Alma Schneider, a member of the Special Education Parents Advisory Council — a volunteer group that provides support for parents and caregivers of children with special needs —  said it is important to remember the special education community encompasses a wide range of children with different needs.

A child may need physical or occupational therapy that is best addressed in a school setting, and that parents may not be equipped to handle on their own, she said.

“It is incredibly exhausting. The teachers and staff are trained to deal with this for many hours a day,” Schneider said.

But other children have been doing well in a remote setting, she said.
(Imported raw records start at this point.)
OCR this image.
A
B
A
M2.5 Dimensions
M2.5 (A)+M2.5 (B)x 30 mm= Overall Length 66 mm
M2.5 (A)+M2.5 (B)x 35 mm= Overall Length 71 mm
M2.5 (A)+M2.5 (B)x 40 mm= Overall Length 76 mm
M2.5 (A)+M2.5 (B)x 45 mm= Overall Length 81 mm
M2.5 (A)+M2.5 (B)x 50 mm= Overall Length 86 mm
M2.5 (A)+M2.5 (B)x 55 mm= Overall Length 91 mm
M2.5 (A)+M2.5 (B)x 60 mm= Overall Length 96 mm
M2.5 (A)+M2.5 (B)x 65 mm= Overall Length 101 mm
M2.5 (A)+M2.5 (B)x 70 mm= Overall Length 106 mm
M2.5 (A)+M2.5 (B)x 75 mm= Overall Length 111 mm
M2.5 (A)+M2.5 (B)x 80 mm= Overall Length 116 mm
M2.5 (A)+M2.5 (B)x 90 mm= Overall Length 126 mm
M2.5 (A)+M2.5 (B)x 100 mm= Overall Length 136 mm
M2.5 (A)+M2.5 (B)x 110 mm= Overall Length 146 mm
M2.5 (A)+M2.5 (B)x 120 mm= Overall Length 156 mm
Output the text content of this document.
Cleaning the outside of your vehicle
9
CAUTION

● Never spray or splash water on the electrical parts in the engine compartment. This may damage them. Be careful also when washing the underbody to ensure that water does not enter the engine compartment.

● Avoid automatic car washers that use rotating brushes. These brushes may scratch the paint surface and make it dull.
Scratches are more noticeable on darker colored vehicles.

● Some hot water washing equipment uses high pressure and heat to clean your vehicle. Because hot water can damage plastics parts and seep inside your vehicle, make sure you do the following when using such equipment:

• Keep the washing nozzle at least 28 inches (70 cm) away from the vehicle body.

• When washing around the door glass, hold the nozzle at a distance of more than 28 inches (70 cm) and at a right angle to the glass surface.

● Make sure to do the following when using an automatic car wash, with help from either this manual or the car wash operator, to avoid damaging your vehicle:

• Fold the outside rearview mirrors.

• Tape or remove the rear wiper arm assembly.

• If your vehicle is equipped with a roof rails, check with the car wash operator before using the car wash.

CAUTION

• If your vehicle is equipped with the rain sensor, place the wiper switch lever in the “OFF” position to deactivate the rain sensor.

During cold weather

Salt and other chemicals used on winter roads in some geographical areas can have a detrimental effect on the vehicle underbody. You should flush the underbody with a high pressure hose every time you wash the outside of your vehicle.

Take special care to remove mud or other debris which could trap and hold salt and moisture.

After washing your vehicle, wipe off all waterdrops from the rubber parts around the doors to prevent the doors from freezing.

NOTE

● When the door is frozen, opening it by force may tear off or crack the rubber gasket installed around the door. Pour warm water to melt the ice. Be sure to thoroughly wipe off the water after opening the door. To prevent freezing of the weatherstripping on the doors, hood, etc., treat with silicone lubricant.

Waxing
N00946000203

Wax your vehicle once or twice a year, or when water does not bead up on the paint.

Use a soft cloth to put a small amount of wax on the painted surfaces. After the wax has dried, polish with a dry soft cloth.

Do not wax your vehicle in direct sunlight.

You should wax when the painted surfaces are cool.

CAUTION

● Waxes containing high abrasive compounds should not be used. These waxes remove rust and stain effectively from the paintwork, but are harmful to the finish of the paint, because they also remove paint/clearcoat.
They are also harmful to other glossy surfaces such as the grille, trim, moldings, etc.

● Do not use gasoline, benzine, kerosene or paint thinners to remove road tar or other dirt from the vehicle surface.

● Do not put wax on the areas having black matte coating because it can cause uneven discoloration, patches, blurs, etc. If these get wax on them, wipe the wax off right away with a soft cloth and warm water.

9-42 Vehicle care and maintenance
For example, a child who has anxiety about going to school may be doing better learning at home. 

Anxiety over acrimony

Both Schneider and Cummings said they were concerned over the division in the community, and the level of rancor on social media. 

“I just feel that this is unprecedented, that the district is being pulled in a million different directions,” Schneider said. “Everyone is only passionate about this topic because we are concerned about our children.”

Cummings said that when the township established a learning center in December at the Wally Choice Community Center in Glenfield Park, it was the result of discussions and collaboration between township, county and school officials.

“I say that because we were able to do it because we worked together, and focused on helping families,” Cummings said. “I think if the different factions we have now did that collectively there could be a chance of finding a way for all parties to be satisfied. But you have to have empathy for one another, and I don’t see that right now.”

He said it’s important that Montclair residents “focus on making these next four months work for our students, rather than creating hostility and division that will linger for years.”

CORRECTION: A previous version of this article misidentified Alma Schneider’s role with SEPAC.